Crônica sobre comemorações

 

                                    

                                O que é comemorar?

          

 

Desde cedo ele viu problemas em comemorações. Até os cinco anos de idade, não sabia o que isso significava. A primeira fisgada aconteceu aos sete, quando ouviu a mãe falando que ele não tinha roupa para ir à festinha de um amiguinho da escola. Foram dias longos e de chamados insistentes, até que na data, lá estava, com a calça de suspensórios puídos e camisa encardida, com as alpercatas de pneu velho, feitas pelo avô, entre crianças arrumadinhas, engomadinhas, todas demonstrando uma alegria que nele se comprimia. Ficou o tempo todo se esgueirando, buscando anteparo por trás dos móveis, debaixo da mesa ou protegendo-se no costado silencioso dos adultos, com um imenso desejo de ser invisível.

A mesa decorada, o bolo colorido, os balões, os chapeuzinhos, tudo era muito ameaçador. Faltava graça espontânea e ele sofreu muito, tanto que, enquanto cantavam os parabéns, ele chorou timidamente e sentiu que o ar o abandonara. Foi se arrastando devagar, em direção da porta e correu para casa, como quem estava fugindo de algo desnecessário. Nos anos seguintes, algo parecido se deu, noutras festas demarcatórias das homenagens às mães, pais, crianças, natal e ano novo. Festa não era um lugar bom para brincar e sorrir – concluiu.

Aos dezoito, nuca tivera uma festa para si, um bolo para partir, uma roupa boa para vestir, um sapato para ornar os pés. Mas ria, brincava e se alegrava e alegrava a todos, todos os dias, a toda hora, sempre que sabia não precisar se revestir para os outros verem. A exposição festiva o deprimia. Daí que ele entendeu que comemorar é morar na festa de todos os dias e não ter um dia para passar por alguma festa.

Aos vinte anos tomou um porre no dia do aniversário, 18/12, uma semana depois, no Natal, pensou que a missa do galo é uma coisa boa que acontece muito tarde da noite e uma semana mais, se auto explicou que o ano novo é uma ilusão que os inventores dos calendários sobrevalorizaram, mas que não passa de uma ocorrência na qual as pessoas mentem dizendo que vão mudar tudo, quando na verdade não vão mudar nada.

Em todas as festas, ele fica meio que perdido, desorientado, quase alheado, porque não nota espontaneidade nas pessoas, raras exceções. Há quem discuta e brigue para não chamar determinada pessoa a sua festa e há quem discuta e brigue por não ter sido chamado às festas alheias. Há quem sobrevalorize festas e há que as frequente com fulgor tão falso que sua presença é mais que uma sombra, é uma mancha.

Ele não compreende nenhuma festa como celebração. Celebrar é se encontrar, se ajuntar e brincar sem planejamentos ou, se planejada, a celebração é autentica quando as pessoas se reúnem com a clareza infantil de quem mergulha numa piscina de bolinhas ou de quem cava a areia da praia para se deitar sobre a umidade que a espuma das ondas assentou.

Nunca lhe fizeram uma festa de surpresa ou planejada.
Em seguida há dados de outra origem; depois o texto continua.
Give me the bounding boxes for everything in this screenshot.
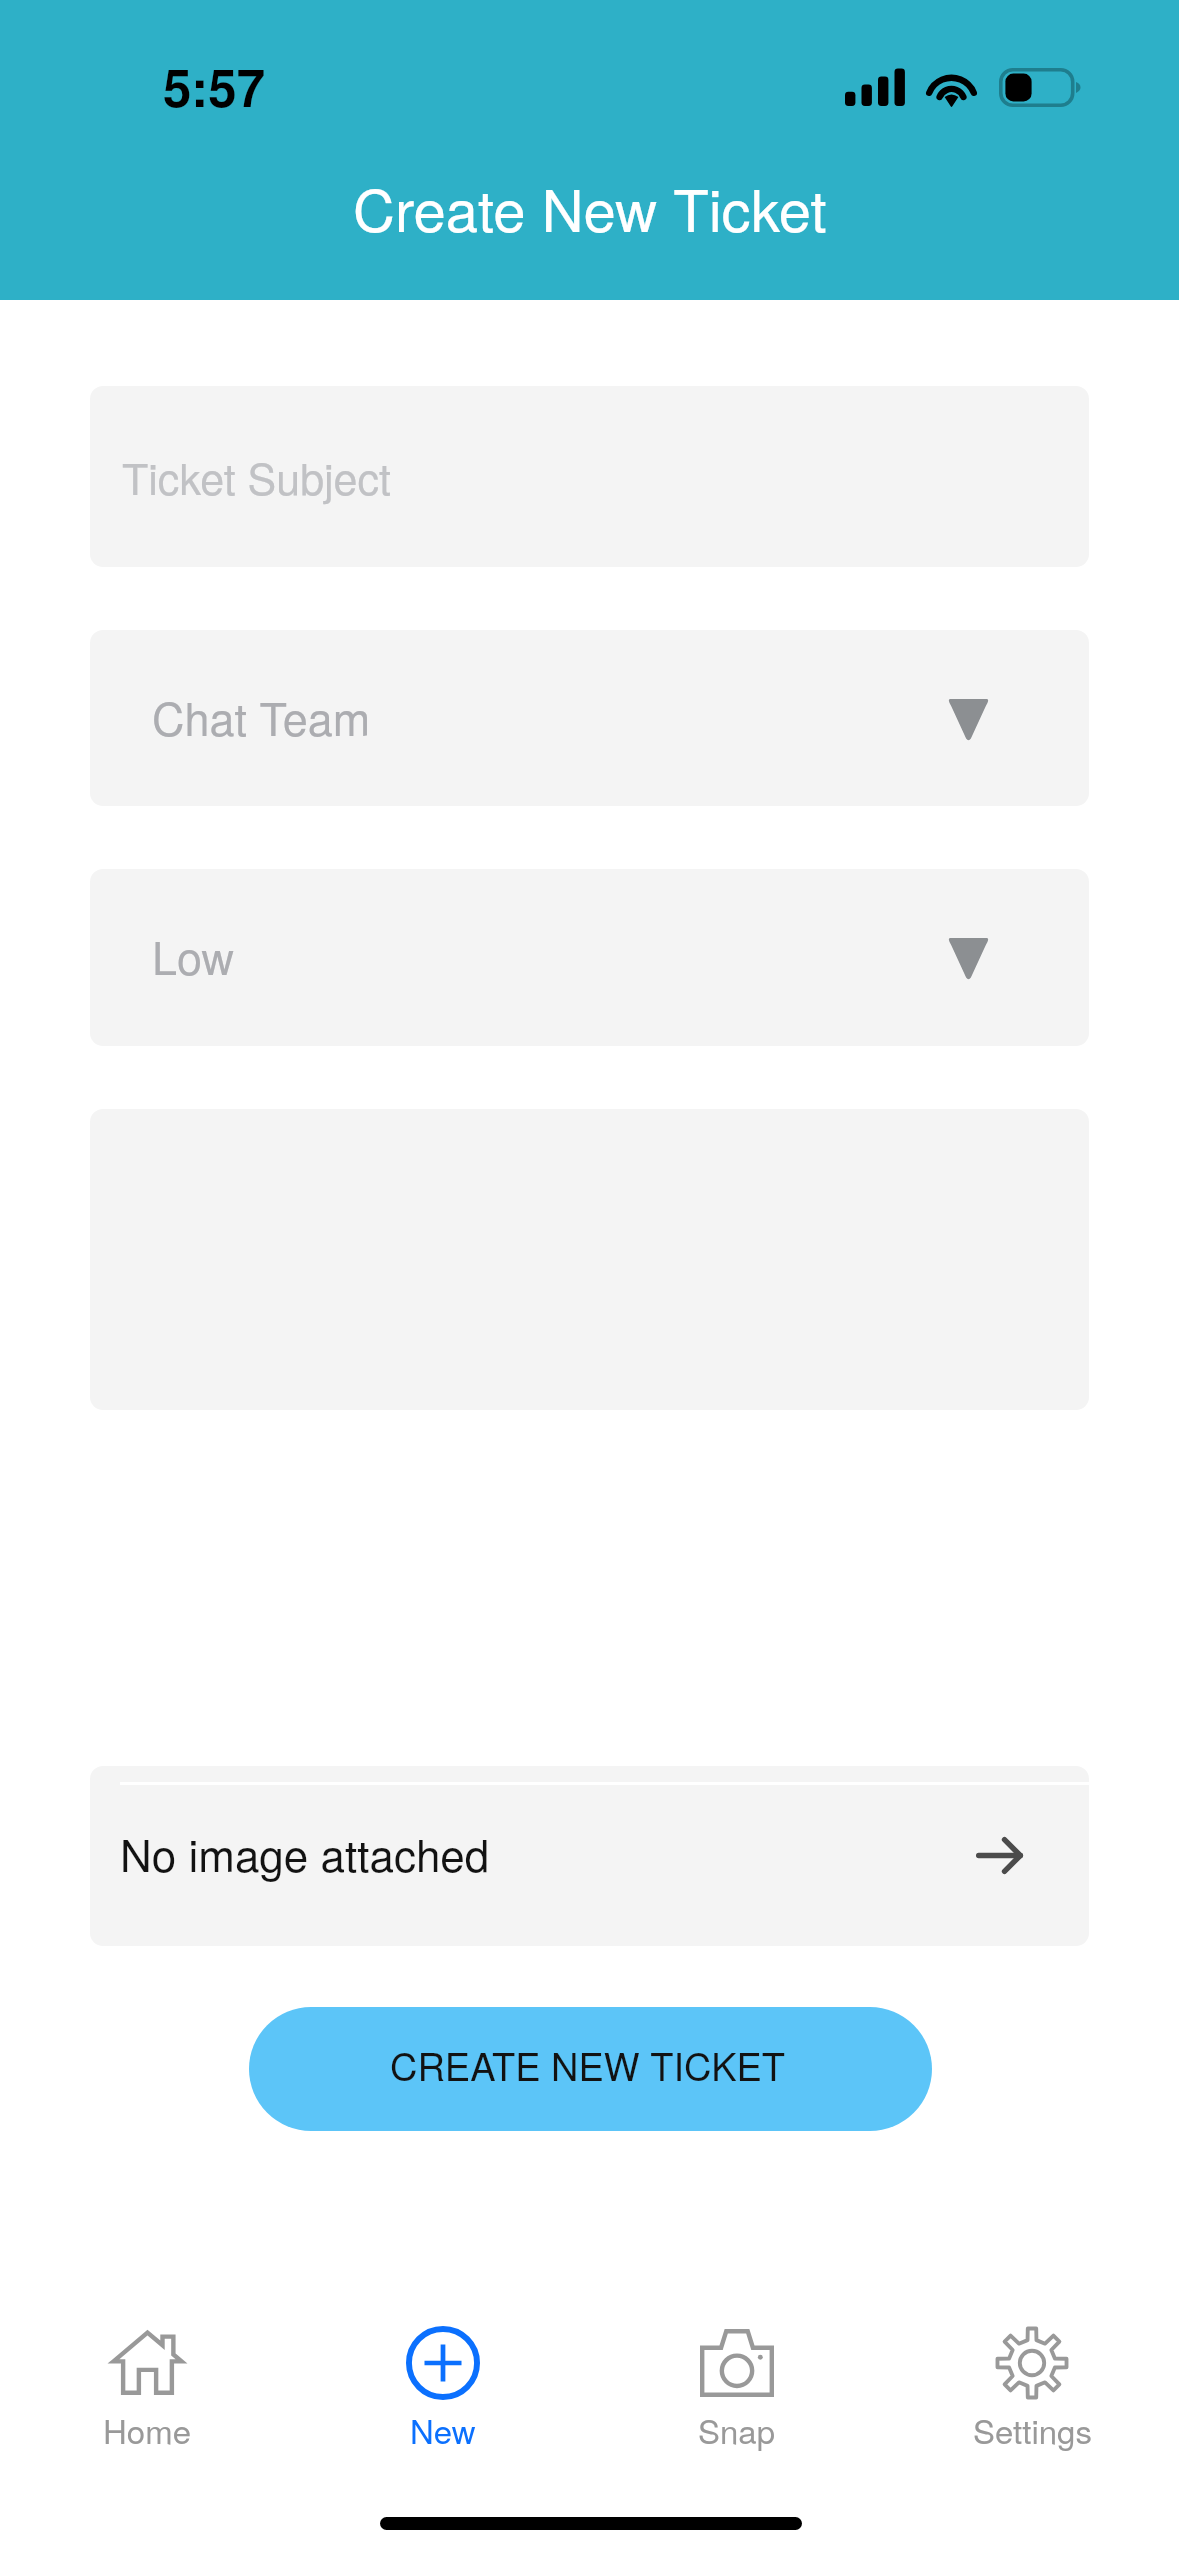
staticText: Create New Ticket (353, 165, 827, 248)
staticText: Ticket Subject (122, 446, 391, 508)
button[interactable]: Settings (922, 2300, 1142, 2470)
other: New (406, 2326, 480, 2400)
button[interactable]: No image attached (90, 1766, 1089, 1946)
staticText: Low (152, 923, 235, 987)
button[interactable]: Chat Team (90, 630, 1089, 806)
button[interactable]: Low (90, 869, 1089, 1046)
other: Home (110, 2329, 185, 2395)
other: Snap (700, 2329, 774, 2397)
staticText: Settings (973, 2406, 1092, 2453)
button[interactable]: New (333, 2300, 553, 2470)
other: Open Low options (947, 938, 990, 981)
other: Open Chat Team options (947, 699, 990, 742)
staticText: Home (103, 2406, 192, 2453)
other: Settings (995, 2326, 1069, 2400)
button[interactable]: Home (37, 2300, 257, 2470)
staticText: Snap (698, 2406, 776, 2453)
staticText: 5:57 (163, 50, 266, 123)
staticText: No image attached (120, 1821, 490, 1884)
button[interactable]: CREATE NEW TICKET (249, 2007, 932, 2131)
button[interactable]: Ticket Subject (90, 386, 1089, 567)
button[interactable]: Snap (627, 2300, 847, 2470)
staticText: New (410, 2406, 476, 2453)
staticText: CREATE NEW TICKET (390, 2037, 786, 2091)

Ele torceu sempre para que nunca fizessem. Que se fizessem fosse algo que as pessoas envolvidas, na surdina, vibrassem de modo encantado e encantador, de verdade. Ele uma vez sonhou que seus amigos fariam algo assim, mas apenas comunicavam que iriam fazer, desde que cada pessoa acrescentasse um detalhe real ao acontecimento. Ele sonhou que na sua festa, talvez a única, as pessoas estavam felizes por dentro em estar ali e não com o peso da obrigação de marcar presença. Quando acordou – o sonho ocorreu quando chegou aos 50 – tempo que achava não alcançar, ele pensou que bom mesmo é festejar sem ensaios, em vivo e em cores, quando a verdade dos sentimentos emerge para o agora, esplendendo o amor das gentes por todas as gentes indistintamente.

No conjunto das suas observações sobre festas há as mães que se desdobram para fazer um bolo, comprar uns balõezinhos e uma velinhas para comemorar o aniversário dos seus filhos carentes. Há as pessoas que reclamam por terem de ir a uma festa nas tardes de sábados livres que se tornam obrigações evitáveis. Há também quem acredita que festejar é inevitável. Tudo isso ele entende, mas continua sentindo no coração que comemorar é fazer a festa morar com a alegria na presença espontânea de todas as pessoas. Por isso se alegra tanto fora das festas e festeja tão pouco, as suas próprias datas ditas importantes.